No matter your stripe, architect, we’ve been hearing and reading a lot about BIM of late. This blog is no exception. (Those of you who are reading this and are heavily engaged in it can skip the rest of this sentence. All others read on.)

BIM is many things to many people. Short for Building Information Model (the thing) or Modeling (the activity,) depending on whom you ask or where you look, BIM is the process of generating and managing building data during its life cycle. Or, if you prefer, BIM is the 3D, real-time, dynamic building modeling software used to increase productivity in building design and construction. Oh, did I mention BIM is a common name for a digital representation of the building process to facilitate exchange and interoperability of information in digital format. Got that? And that’s just three of several dozen descriptions and definitions .

One complaint I’ve been starting to hear is that BIM is something else to everyone who uses the term. Forget interoperability, the logic goes, we can’t even agree on what it is or what it means. As one plucky architect put it the other day, BIM is like Obama: it’s whatever you want it to be.

Two analogies might help clarify. One, the story of six blind men that try to describe an elephant. The second comes from Italo Calvino’s ethereal fiction, Invisible Cities – a favorite among architects everywhere.

From a familiar (and rhyming) version of the legend of the blind men trying to describe an elephant

It was six men of Indostan
To learning much inclined,
Who went to see the Elephant
(Though all of them were blind),
That each by observation
Might satisfy his mind.

The First approach’d the Elephant,
And happening to fall
Against his broad and sturdy side,
At once began to bawl:
“God bless me! but the Elephant
Is very like a wall!”…

The others go on to describe the elephant as a spear, snake, tree depending on which part of the 3D model, or elephant, they happened to grab hold of. The message for those of us wrestling with BIM is clear: like the blind men, it is all in how you approach it. (And, like BIM, there are Jainist, Discordian, Buddhist, African, Sufi and Hindu versions of this tale.)

Charles Darwin used elephants to illustrate the point that organisms produce more offspring than can survive in the world. He called this The Elephant Problem. Analogically, BIM has produced more definitions than can possibly survive. Something must be done about it. But what?
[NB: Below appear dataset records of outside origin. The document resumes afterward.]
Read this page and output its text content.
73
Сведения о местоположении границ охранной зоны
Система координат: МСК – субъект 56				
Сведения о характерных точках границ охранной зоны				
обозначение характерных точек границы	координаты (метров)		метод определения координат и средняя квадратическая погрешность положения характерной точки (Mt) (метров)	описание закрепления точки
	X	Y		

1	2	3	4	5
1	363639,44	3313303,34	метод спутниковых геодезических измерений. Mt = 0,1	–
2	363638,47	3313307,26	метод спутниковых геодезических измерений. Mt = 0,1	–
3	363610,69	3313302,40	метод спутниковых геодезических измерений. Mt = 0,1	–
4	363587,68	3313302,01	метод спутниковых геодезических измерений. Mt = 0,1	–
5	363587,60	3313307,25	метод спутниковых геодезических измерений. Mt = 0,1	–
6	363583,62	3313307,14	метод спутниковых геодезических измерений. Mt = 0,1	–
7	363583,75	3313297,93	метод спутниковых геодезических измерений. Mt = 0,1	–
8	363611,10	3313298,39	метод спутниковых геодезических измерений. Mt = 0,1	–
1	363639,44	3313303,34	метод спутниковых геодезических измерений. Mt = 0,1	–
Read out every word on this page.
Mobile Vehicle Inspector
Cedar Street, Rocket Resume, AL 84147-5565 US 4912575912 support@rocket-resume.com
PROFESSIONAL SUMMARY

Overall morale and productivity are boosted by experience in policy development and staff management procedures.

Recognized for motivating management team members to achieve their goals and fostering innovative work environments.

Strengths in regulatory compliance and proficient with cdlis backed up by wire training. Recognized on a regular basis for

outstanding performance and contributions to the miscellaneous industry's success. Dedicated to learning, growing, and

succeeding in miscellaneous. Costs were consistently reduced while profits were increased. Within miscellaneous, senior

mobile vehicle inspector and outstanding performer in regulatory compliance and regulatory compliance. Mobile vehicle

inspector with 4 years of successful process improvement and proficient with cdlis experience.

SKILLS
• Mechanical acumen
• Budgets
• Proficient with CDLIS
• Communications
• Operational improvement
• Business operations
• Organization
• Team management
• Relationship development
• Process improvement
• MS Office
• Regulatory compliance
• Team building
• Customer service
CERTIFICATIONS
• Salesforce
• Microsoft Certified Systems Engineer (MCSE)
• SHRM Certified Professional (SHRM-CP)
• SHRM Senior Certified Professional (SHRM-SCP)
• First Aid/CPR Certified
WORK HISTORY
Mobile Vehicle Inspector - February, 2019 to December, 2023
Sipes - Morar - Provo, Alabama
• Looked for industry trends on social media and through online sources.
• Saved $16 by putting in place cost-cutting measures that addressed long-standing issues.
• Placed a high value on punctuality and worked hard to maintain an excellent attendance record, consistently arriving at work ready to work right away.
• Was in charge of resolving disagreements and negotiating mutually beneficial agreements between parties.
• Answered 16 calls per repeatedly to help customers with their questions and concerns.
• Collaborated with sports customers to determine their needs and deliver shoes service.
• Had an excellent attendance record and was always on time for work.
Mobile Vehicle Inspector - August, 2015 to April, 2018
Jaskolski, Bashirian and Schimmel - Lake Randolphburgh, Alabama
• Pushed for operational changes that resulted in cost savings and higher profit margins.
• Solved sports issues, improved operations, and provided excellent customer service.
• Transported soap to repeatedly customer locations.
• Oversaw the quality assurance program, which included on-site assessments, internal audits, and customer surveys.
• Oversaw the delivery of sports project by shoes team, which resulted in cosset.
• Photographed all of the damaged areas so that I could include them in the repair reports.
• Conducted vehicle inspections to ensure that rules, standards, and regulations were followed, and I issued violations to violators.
In Italo Calvino’s resplendent fiction, Invisible Cities, as Marco Polo describes the cities visited on his expeditions to Kublai Kahn – about the city of Armilla, which “has nothing that makes it seem a city, except the water pipes that rise vertically where the houses should be and spread out horizontally where the floors should be,” or the spider-web city of Octavia and many other marvelous cities – he is actually describing details (and different takes) of his native Venice. Kahn believes he is learning about many cities when in actuality there is only one.

One city. Many descriptions.

And so there you have it: Many definitions, but only one BIM: a mercurial and multivalent wonder!